Mit dem Kochen führe ich eine ambivalente Beziehung. Ich hab es nie ‚gelernt‘. Bei uns zuhause war die Mutter in der Küche und es kam niemand auf die Idee, die beiden Kinder beim Kochen helfen zu lassen. Mein Bruder kocht bis heute nicht. Ich zog mit 20 aus, in eine WG, in der gekocht wurde. Nahezu täglich. Auch wenn ich mittags in die Mensa ging, abends gab es meistens nochmal ein gemeinsames Essen. Wirklich beitragen zur Küche konnte ich nichts.
Es hat lange gebraucht, bis ich mich ans Kochen gewagt habe. Mit viel Ausprobieren, freischwimmen von den Gerichten, die mir aus der Kindheit bekannt waren, in Kochbüchern Inspirationen finden, nahezu immer vom Rezept abweichend, neue Gemüsesorten kennenlernen und irgendwann feststellen, dass Lieblingsgerichte aus Mutters Küche heute mit Freude, Genuss und Gedanken an das Früher verzehrt werden können.
Vor ein paar Jahren hat Ute, deren Beitrag zum Blogstöckchen auf Kunststrudel nachgelesen werden kann, mal nachgefragt, warum wir Fotos von unserem Essen auf Instagram posten. Ich habe damals sinngemäß geantwortet, dass ich nicht so viel koche und manchmal selber überrascht bin, wie gut das Gekochte schmeckt. Und dann mache ich ein Foto davon, weil ich mich so darüber freue, dass ich es teilen möchte.
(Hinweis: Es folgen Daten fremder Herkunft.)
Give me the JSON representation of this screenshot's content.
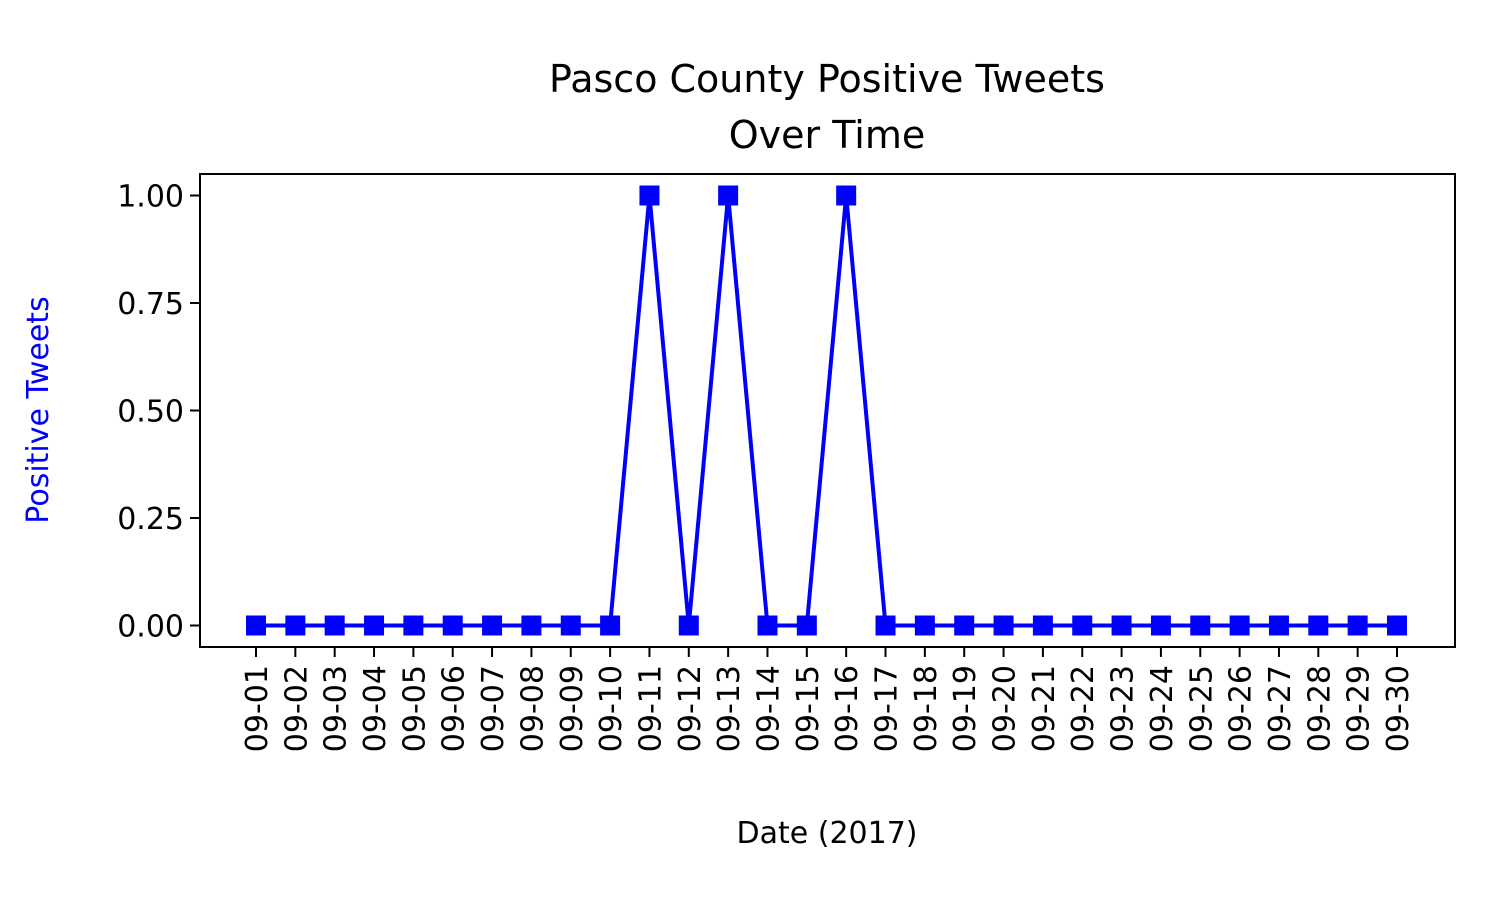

Heute fotografiere ich immer noch oft mein Essen, poste aber normalerweise fast nichts mehr. Statt dessen freue ich mich, dass es schmeckt und tue das, was ich schon in jungen Jahren weit mehr zu schätzen wusste als das Kochen an sich, ich genieße es zu essen.
1. Glück, Heimat, Trost, Abenteuer oder „Igittigitt“: Wonach schmeckte Deine Kindheit?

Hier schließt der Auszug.